Lesley Louise Rhodes is a New Zealand scientist. She is the co-leader of the Nationally Significant Database programme (NSD) for the Cawthron Institute. In the 2017 Queen's Birthday Honours, she was named as a Companion of the New Zealand Order of Merit in recognition for her contributions to science and marine farming.

== Career ==
Rhodes completed a master's degree in biochemistry at Lincoln University in 1988. Following this she completed a PhD in plant biotechnology at Massey University in 1995.

In 1985 she started work as a scientist for the Cawthron Institute, becoming a senior scientist in 1994.

In 2003 she began the "Safe New Zealand Seafood for Global Consumers" research programme which operated until 2016. Along with establishing the culture collection of microalgae at the Cawthron Institute she has had a significant impact on the management of New Zealand's seafood exports and safety standards.

There is a species of marine phytoplankton, Ostreopsis rhodesae, named after her to recognise her contributions to toxic algae research.

== Selected publications ==
- Wood, S.A.; Rhodes, L.; Lengline, F.; Ponikla.

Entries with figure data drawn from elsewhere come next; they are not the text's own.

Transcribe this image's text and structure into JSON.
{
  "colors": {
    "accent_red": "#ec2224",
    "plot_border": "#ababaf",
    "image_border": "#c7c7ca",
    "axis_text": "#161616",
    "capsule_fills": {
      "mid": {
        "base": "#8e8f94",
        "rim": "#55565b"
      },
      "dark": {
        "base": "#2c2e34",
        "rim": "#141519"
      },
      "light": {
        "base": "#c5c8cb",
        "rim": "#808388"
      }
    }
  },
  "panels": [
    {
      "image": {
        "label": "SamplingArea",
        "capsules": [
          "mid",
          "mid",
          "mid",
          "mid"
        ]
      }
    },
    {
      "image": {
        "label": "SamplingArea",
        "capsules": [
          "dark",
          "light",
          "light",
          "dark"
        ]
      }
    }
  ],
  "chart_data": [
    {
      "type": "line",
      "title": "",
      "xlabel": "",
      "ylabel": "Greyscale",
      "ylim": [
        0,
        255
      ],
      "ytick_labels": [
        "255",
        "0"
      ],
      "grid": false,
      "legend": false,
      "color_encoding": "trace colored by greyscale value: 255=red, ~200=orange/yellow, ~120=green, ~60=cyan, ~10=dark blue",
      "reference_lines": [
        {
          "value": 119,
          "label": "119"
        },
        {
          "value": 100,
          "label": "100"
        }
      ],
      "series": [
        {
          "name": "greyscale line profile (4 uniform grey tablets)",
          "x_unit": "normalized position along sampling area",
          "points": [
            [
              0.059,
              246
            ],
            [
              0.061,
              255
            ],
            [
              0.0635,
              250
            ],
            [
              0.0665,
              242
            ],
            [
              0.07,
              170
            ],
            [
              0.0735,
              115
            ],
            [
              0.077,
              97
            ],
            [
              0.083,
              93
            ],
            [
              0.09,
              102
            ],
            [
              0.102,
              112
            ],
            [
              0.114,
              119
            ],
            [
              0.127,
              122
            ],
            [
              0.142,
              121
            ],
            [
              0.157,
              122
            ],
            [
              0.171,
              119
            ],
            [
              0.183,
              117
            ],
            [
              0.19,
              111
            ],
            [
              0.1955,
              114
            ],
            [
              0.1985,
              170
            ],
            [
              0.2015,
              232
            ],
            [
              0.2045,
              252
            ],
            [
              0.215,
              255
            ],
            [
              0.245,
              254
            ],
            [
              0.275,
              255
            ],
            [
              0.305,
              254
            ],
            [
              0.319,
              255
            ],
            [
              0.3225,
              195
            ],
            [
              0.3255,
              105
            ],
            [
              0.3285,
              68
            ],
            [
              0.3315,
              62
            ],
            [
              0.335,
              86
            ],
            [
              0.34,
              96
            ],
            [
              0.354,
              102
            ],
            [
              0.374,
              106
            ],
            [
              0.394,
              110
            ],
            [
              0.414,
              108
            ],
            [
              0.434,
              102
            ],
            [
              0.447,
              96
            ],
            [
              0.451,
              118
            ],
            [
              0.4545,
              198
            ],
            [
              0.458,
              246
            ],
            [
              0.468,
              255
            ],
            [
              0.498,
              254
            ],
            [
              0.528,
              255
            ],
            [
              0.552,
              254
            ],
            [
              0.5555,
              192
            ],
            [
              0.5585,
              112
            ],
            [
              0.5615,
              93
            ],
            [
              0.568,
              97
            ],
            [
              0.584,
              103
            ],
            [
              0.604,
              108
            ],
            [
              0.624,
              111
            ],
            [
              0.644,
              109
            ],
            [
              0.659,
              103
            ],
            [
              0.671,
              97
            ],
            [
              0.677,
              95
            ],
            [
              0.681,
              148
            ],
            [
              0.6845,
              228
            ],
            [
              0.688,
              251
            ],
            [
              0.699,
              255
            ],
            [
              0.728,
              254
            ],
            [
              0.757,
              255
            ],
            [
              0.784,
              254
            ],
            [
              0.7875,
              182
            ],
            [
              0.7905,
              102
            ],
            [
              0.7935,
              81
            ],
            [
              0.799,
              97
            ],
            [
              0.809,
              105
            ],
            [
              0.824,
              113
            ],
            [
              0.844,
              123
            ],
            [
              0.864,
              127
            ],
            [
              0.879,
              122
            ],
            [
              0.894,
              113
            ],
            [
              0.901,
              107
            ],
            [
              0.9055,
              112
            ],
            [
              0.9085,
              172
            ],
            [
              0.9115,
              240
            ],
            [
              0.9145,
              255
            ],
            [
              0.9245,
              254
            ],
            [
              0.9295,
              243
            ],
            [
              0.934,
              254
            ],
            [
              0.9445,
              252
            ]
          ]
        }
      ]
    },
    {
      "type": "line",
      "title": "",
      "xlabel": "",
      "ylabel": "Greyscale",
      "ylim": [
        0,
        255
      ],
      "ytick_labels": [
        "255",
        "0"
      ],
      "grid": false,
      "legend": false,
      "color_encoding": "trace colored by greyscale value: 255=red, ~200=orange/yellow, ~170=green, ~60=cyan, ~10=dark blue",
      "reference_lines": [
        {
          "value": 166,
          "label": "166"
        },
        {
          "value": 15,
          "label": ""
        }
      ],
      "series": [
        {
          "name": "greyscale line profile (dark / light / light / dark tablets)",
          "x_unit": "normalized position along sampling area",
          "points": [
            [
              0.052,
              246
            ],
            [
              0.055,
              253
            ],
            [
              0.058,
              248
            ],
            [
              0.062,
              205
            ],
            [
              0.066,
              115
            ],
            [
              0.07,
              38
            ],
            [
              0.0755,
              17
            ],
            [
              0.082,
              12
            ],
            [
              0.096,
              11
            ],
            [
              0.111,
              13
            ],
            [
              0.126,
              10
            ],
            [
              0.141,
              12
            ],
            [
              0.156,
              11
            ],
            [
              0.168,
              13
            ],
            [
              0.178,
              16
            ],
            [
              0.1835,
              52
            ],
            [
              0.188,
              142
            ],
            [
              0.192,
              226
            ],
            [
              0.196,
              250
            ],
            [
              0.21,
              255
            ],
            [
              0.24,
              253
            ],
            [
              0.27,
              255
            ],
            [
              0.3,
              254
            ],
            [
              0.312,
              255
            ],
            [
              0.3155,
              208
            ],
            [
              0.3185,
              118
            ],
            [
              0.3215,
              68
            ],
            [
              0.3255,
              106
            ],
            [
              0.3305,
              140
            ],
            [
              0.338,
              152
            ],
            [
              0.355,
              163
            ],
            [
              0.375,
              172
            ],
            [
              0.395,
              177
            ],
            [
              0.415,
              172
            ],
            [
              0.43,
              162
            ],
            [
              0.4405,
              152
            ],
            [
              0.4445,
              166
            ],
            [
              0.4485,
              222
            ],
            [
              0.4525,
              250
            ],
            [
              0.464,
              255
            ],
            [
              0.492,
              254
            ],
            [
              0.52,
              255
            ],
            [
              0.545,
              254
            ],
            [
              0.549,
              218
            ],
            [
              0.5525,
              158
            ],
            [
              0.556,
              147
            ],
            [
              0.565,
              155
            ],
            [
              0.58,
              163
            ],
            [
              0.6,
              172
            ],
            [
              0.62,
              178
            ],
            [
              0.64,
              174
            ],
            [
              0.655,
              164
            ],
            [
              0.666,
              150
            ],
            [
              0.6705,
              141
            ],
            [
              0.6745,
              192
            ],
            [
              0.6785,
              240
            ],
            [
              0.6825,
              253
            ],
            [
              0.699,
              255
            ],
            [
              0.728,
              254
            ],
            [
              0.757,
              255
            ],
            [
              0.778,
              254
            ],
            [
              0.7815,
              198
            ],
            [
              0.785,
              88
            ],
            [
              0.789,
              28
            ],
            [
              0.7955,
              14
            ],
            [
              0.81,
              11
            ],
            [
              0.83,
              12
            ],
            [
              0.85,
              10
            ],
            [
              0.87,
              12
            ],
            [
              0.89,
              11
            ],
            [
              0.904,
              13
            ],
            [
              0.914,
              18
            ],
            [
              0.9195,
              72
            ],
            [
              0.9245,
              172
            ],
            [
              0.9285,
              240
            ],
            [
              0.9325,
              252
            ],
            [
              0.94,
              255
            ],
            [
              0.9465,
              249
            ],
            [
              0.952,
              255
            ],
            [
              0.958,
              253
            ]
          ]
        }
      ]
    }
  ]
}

K.; Pochon, X. (2017). "Phylogenetic characterisation of marine Chroococcus-like (Cyanobacteria) strains from the Pacific region." New Zealand Journal of Botany. 55: 5–13
- Rhodes, L.; Smith, K.; Harwood, T.; Bedford, C. (2014). (2014). "Novel and toxin-producing epiphytic dinoflagellates isolated from sub-tropical Raoul Island, Kermadec Islands group." New Zealand Journal of Marine and Freshwater Research 48: 594–599.
- Kohli, G.S.; Papiol, G.G.; Rhodes, L.; Harwood, D.T.; Selwood, A.I.; Jerrett, A.; Murray, S.A.; Neilan, B.A. (2014). "A feeding study to probe the uptake of Maitotoxin by snapper (Pagrus auratus)." Harmful Algae 37: 125–132.